L’oro è in calo negli scambi di questo giovedì, ma sia avvia a chiudere con la crescita trimestrale migliore da settembre 2020, in quanto il conflitto in Ucraina ha fatto salire la domanda del metallo prezioso come investimento rifugio

 

I future dell’oro sono in calo dello 0,7% a 1.919,9 dollari alle 7:23 AM CEST, ma il metallo prezioso ha guadagnato circa il 5,6% nel primo trimestre del 2022 e l’1% nel mese in corso. Il dollaro, che solitamente si muove in maniera inversa rispetto all’oro, è salito questo giovedì, dopo aver toccato il minimo di un mese nella seduta precedente.

Intanto, non ci sono stati progressi nei colloqui tra Ucraina e Russia per porre fine alla guerra scatenata dall’invasione russa del 24 febbraio. La Russia starebbe radunando le forze nel tentativo di conquistare la regione ucraina del Donbas.

Il mercato dei bond resta al centro dell’attenzione, dopo la breve inversione della curva di rendimento per alcuni Titoli del Tesoro, un evento che fa suonare l’allarme di una possibile recessione. Il rendimento dei decennali del Tesoro USA, è sceso brevemente sotto il rendimento dei Treasury a 2 anni ieri.
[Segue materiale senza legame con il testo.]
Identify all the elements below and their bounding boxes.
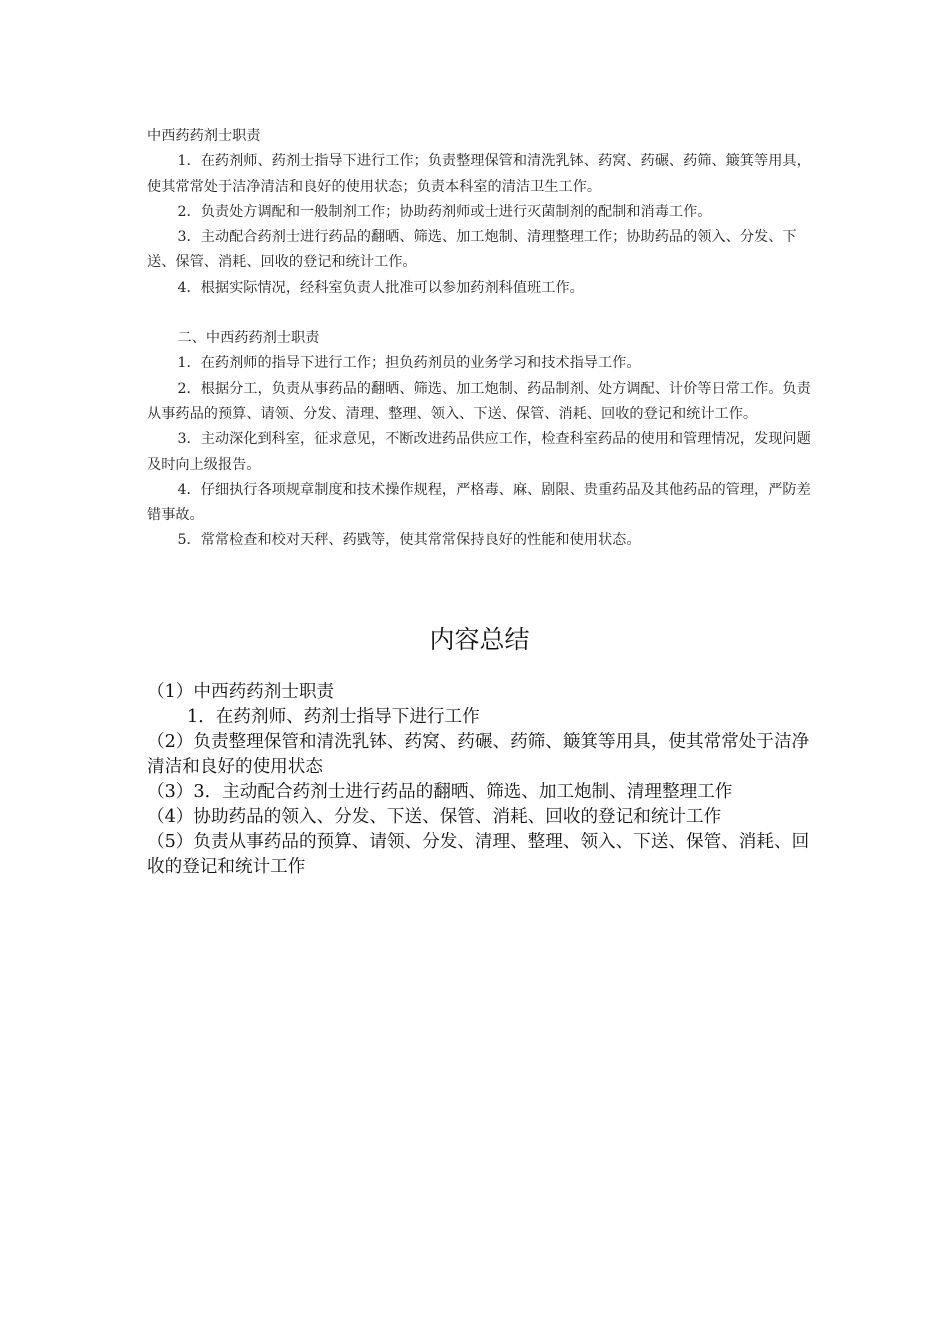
summary-item: （1）中西药药剂士职责 (147, 682, 335, 702)
summary-title: 内容总结 (429, 625, 530, 654)
duty-paragraph: 4．仔细执行各项规章制度和技术操作规程，严格毒、麻、剧限、贵重药品及其他药品的管理，严防差错事故。 (147, 481, 811, 524)
summary-item: 1．在药剂师、药剂士指导下进行工作 (187, 707, 480, 727)
document-body (147, 124, 812, 554)
duty-paragraph: 2．根据分工，负责从事药品的翻晒、筛选、加工炮制、药品制剂、处方调配、计价等日常工作。负责从事药品的预算、请领、分发、清理、整理、领入、下送、保管、消耗、回收的登记和统计工作。 (147, 380, 811, 422)
document-title: 中西药药剂士职责 (147, 128, 261, 144)
section-heading: 二、中西药药剂士职责 (177, 330, 320, 347)
duty-paragraph: 3．主动配合药剂士进行药品的翻晒、筛选、加工炮制、清理整理工作；协助药品的领入、分发、下送、保管、消耗、回收的登记和统计工作。 (147, 229, 797, 271)
summary-item: （5）负责从事药品的预算、请领、分发、清理、整理、领入、下送、保管、消耗、回收的登记和统计工作 (147, 832, 810, 877)
summary-item: （2）负责整理保管和清洗乳钵、药窝、药碾、药筛、簸箕等用具，使其常常处于洁净清洁和良好的使用状态 (147, 732, 810, 777)
duty-paragraph: 1．在药剂师的指导下进行工作；担负药剂员的业务学习和技术指导工作。 (177, 355, 641, 372)
duty-paragraph: 1．在药剂师、药剂士指导下进行工作；负责整理保管和清洗乳钵、药窝、药碾、药筛、簸箕等用具，使其常常处于洁净清洁和良好的使用状态；负责本科室的清洁卫生工作。 (147, 153, 811, 195)
duty-paragraph: 5．常常检查和校对天秤、药戥等，使其常常保持良好的性能和使用状态。 (177, 532, 641, 549)
summary-item: （3）3．主动配合药剂士进行药品的翻晒、筛选、加工炮制、清理整理工作 (147, 782, 733, 802)
duty-paragraph: 4．根据实际情况，经科室负责人批准可以参加药剂科值班工作。 (177, 279, 584, 296)
summary-item: （4）协助药品的领入、分发、下送、保管、消耗、回收的登记和统计工作 (147, 807, 722, 827)
duty-paragraph: 2．负责处方调配和一般制剂工作；协助药剂师或士进行灭菌制剂的配制和消毒工作。 (177, 203, 712, 220)
paragraph-spacer (147, 301, 812, 326)
duty-paragraph: 3．主动深化到科室，征求意见，不断改进药品供应工作，检查科室药品的使用和管理情况，发现问题及时向上级报告。 (147, 431, 811, 473)
summary-section (147, 620, 812, 880)
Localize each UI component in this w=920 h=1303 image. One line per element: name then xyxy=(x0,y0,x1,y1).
Sul fronte dei macro, in Cina l’indice PMI manifatturiero si è attestato a 49,5, mentre l’indice PMI non-manifatturiero si è attestato a 48,4 a marzo 2022. L’indice Caixin manifatturiero PMI è atteso per venerdì.
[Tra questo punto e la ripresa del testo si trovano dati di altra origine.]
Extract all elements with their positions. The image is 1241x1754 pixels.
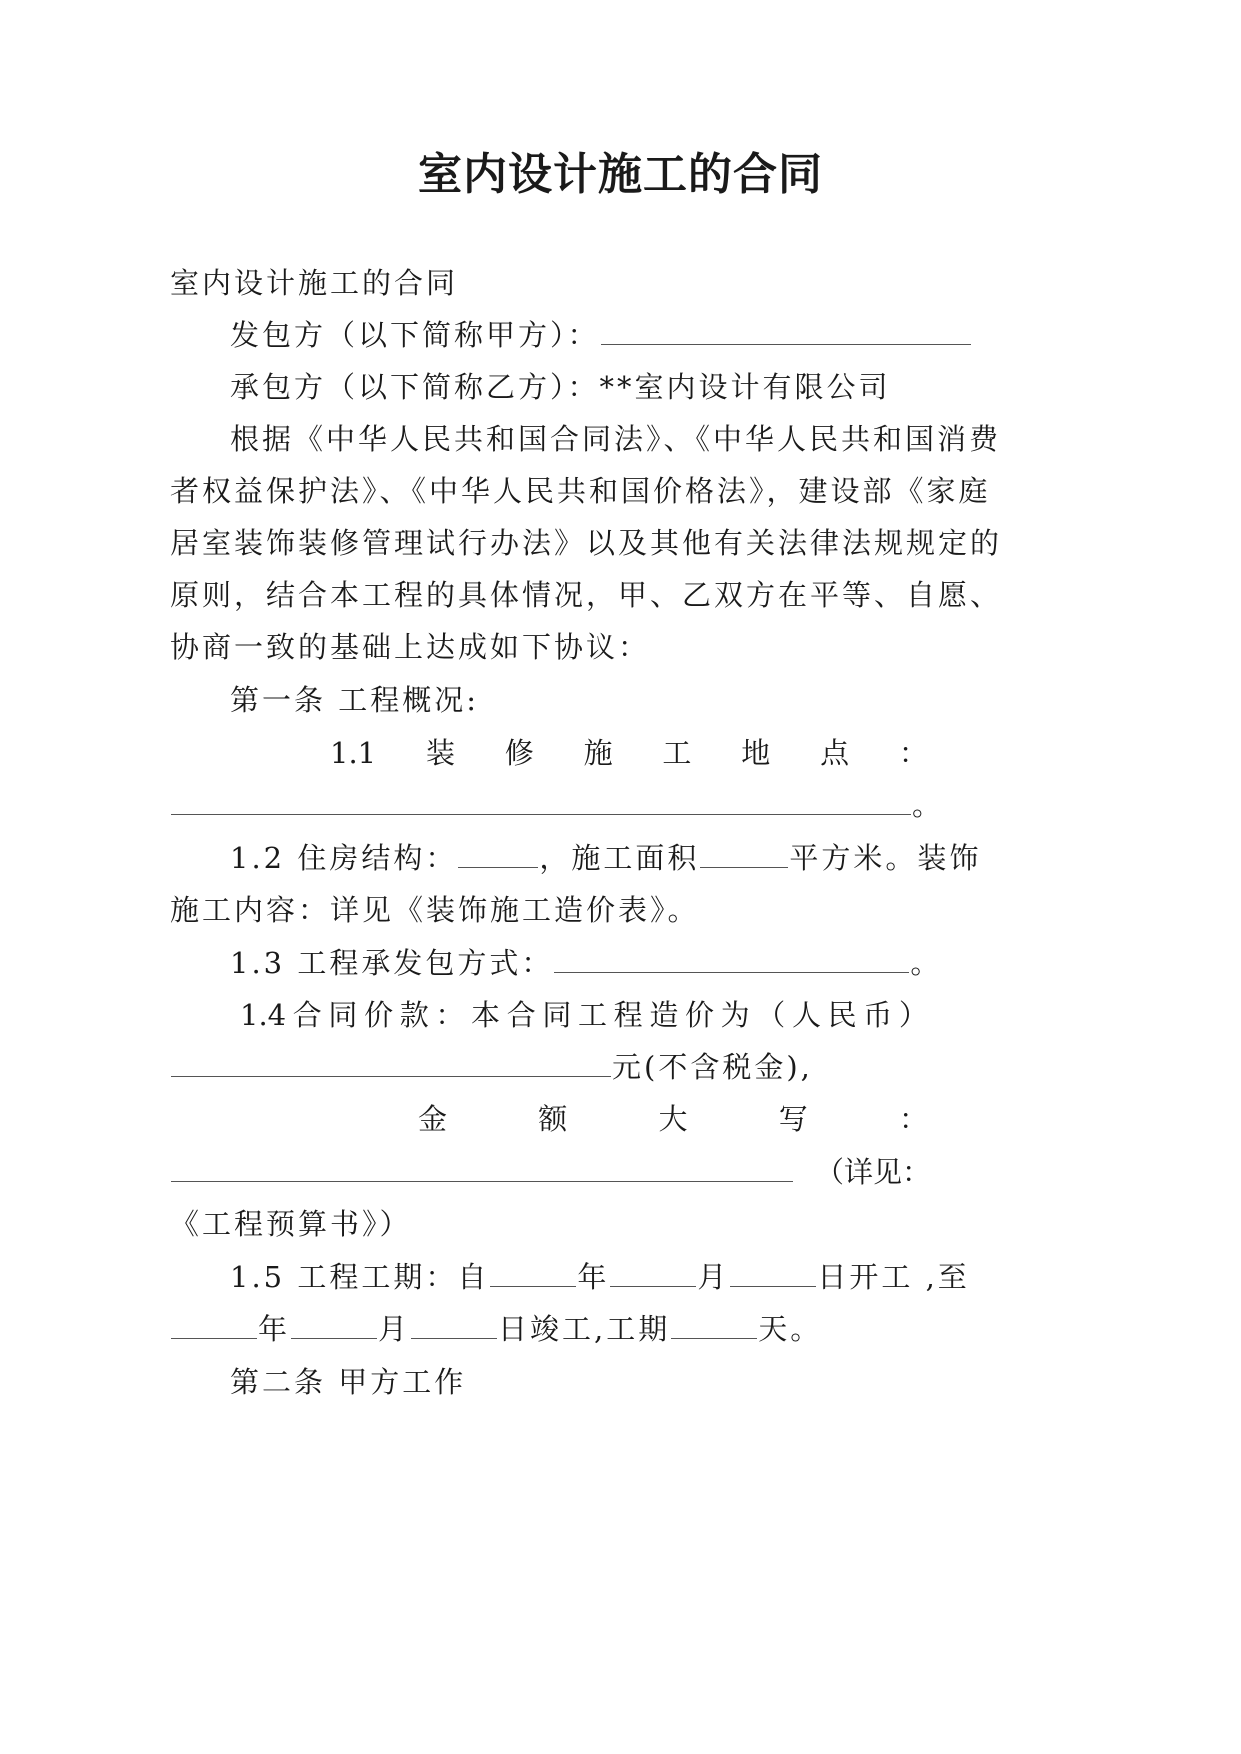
clause-1-2-text: ，施工面积 — [539, 841, 700, 875]
clause-1-4-text: 价 — [684, 998, 714, 1032]
amount-text: 大 — [658, 1102, 688, 1136]
clause-1-1-text: 装 — [425, 736, 455, 770]
address-blank[interactable] — [171, 788, 911, 815]
clause-1-5-end-line — [170, 1309, 822, 1349]
party-a-line — [230, 315, 972, 355]
clause-1-4-text: 款 — [399, 998, 429, 1032]
subtitle: 室内设计施工的合同 — [170, 266, 459, 300]
clause-1-2-text: 平方米。装饰 — [789, 841, 982, 875]
month-label: 月 — [697, 1260, 730, 1294]
clause-1-4-price-line — [170, 1047, 813, 1087]
clause-1-4-text: 价 — [364, 998, 394, 1032]
clause-1-4-text: （ — [756, 998, 786, 1032]
amount-text: 金 — [418, 1102, 448, 1136]
end-day-blank[interactable] — [411, 1312, 497, 1339]
completion-label: 日竣工,工期 — [498, 1312, 671, 1346]
amount-text: 写 — [778, 1102, 808, 1136]
clause-1-4-text: 本 — [471, 998, 501, 1032]
basis-line: 居室装饰装修管理试行办法》以及其他有关法律法规规定的 — [170, 526, 1003, 560]
clause-1-4-text: 合 — [292, 998, 322, 1032]
budget-reference: 《工程预算书》） — [170, 1207, 412, 1241]
clause-1-4-text: 工 — [578, 998, 608, 1032]
see-text: 详 — [844, 1155, 874, 1189]
amount-text: 额 — [538, 1102, 568, 1136]
article-1-heading: 第一条 工程概况: — [230, 683, 479, 717]
start-day-blank[interactable] — [730, 1260, 816, 1287]
clause-1-1-text: 修 — [504, 736, 534, 770]
clause-1-4-text: 造 — [649, 998, 679, 1032]
clause-1-4-text: 合 — [506, 998, 536, 1032]
see-note — [815, 1152, 932, 1192]
clause-1-3-label: 1.3 工程承发包方式： — [230, 946, 554, 980]
start-month-blank[interactable] — [610, 1260, 696, 1287]
clause-1-4-text: 同 — [542, 998, 572, 1032]
clause-1-4-text: 币 — [863, 998, 893, 1032]
clause-1-4 — [240, 995, 928, 1035]
contract-mode-blank[interactable] — [554, 946, 909, 973]
basis-line: 协商一致的基础上达成如下协议： — [170, 630, 651, 664]
clause-1-3 — [230, 943, 942, 983]
amount-in-words-label — [418, 1099, 928, 1139]
clause-1-2-label: 1.2 住房结构： — [230, 841, 458, 875]
clause-1-1-address-line — [170, 785, 944, 825]
clause-1-4-text: ： — [435, 998, 465, 1032]
party-a-label: 发包方（以下简称甲方）： — [230, 318, 600, 352]
party-b-line: 承包方（以下简称乙方）：**室内设计有限公司 — [230, 370, 891, 404]
amount-blank-line — [170, 1152, 794, 1192]
price-unit: 元(不含税金), — [612, 1050, 813, 1084]
end-month-blank[interactable] — [291, 1312, 377, 1339]
see-text: ： — [902, 1155, 932, 1189]
basis-line: 原则，结合本工程的具体情况，甲、乙双方在平等、自愿、 — [170, 578, 1003, 612]
basis-line: 根据《中华人民共和国合同法》、《中华人民共和国消费 — [230, 422, 1002, 456]
clause-1-4-text: 人 — [791, 998, 821, 1032]
start-year-blank[interactable] — [490, 1260, 576, 1287]
clause-1-1-text: 地 — [741, 736, 771, 770]
clause-1-4-text: 同 — [328, 998, 358, 1032]
party-a-blank[interactable] — [601, 318, 971, 345]
clause-1-1-text: 1.1 — [330, 736, 377, 770]
amount-text: ： — [898, 1102, 928, 1136]
article-2-heading: 第二条 甲方工作 — [230, 1365, 467, 1399]
clause-1-4-text: 程 — [613, 998, 643, 1032]
days-label: 天。 — [758, 1312, 823, 1346]
period: 。 — [910, 946, 943, 980]
area-blank[interactable] — [700, 841, 788, 868]
duration-blank[interactable] — [671, 1312, 757, 1339]
clause-1-4-text: 1.4 — [240, 998, 287, 1032]
see-text: 见 — [873, 1155, 903, 1189]
clause-1-1-text: 点 — [820, 736, 850, 770]
clause-1-4-text: 为 — [720, 998, 750, 1032]
clause-1-1-text: 工 — [662, 736, 692, 770]
clause-1-1-text: ： — [898, 736, 928, 770]
document-title: 室内设计施工的合同 — [418, 149, 823, 200]
clause-1-2 — [230, 838, 981, 878]
clause-1-2-content: 施工内容：详见《装饰施工造价表》。 — [170, 893, 700, 927]
year-label: 年 — [258, 1312, 291, 1346]
clause-1-1 — [330, 733, 928, 773]
year-label: 年 — [577, 1260, 610, 1294]
clause-1-5-label: 1.5 工程工期：自 — [230, 1260, 490, 1294]
amount-in-words-blank[interactable] — [171, 1155, 793, 1182]
clause-1-1-text: 施 — [583, 736, 613, 770]
see-text: （ — [815, 1155, 845, 1189]
clause-1-5 — [230, 1257, 970, 1297]
basis-line: 者权益保护法》、《中华人民共和国价格法》，建设部《家庭 — [170, 474, 991, 508]
clause-1-4-text: ） — [898, 998, 928, 1032]
clause-1-4-text: 民 — [827, 998, 857, 1032]
structure-blank[interactable] — [458, 841, 538, 868]
month-label: 月 — [378, 1312, 411, 1346]
period: 。 — [912, 788, 945, 822]
start-label: 日开工 ,至 — [817, 1260, 970, 1294]
price-blank[interactable] — [171, 1050, 611, 1077]
end-year-blank[interactable] — [171, 1312, 257, 1339]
Per quanto riguarda gli altri metalli preziosi, l’argento è sceso dello 0,7%, a 24,67 dollari l’oncia, ma si avvia a chiudere il miglior trimestre da giugno 2021. Il platino è sceso dello 0,6% a 984,26 dollari, ma si avvia a chiudere con il rialzo trimestrale maggiore da maggio 2021. Il palladio è in calo dello 0,5% a 2.255,28 ma anche qui ci si avvia ad una chiusura trimestrale positiva, la migliore da settembre 2020.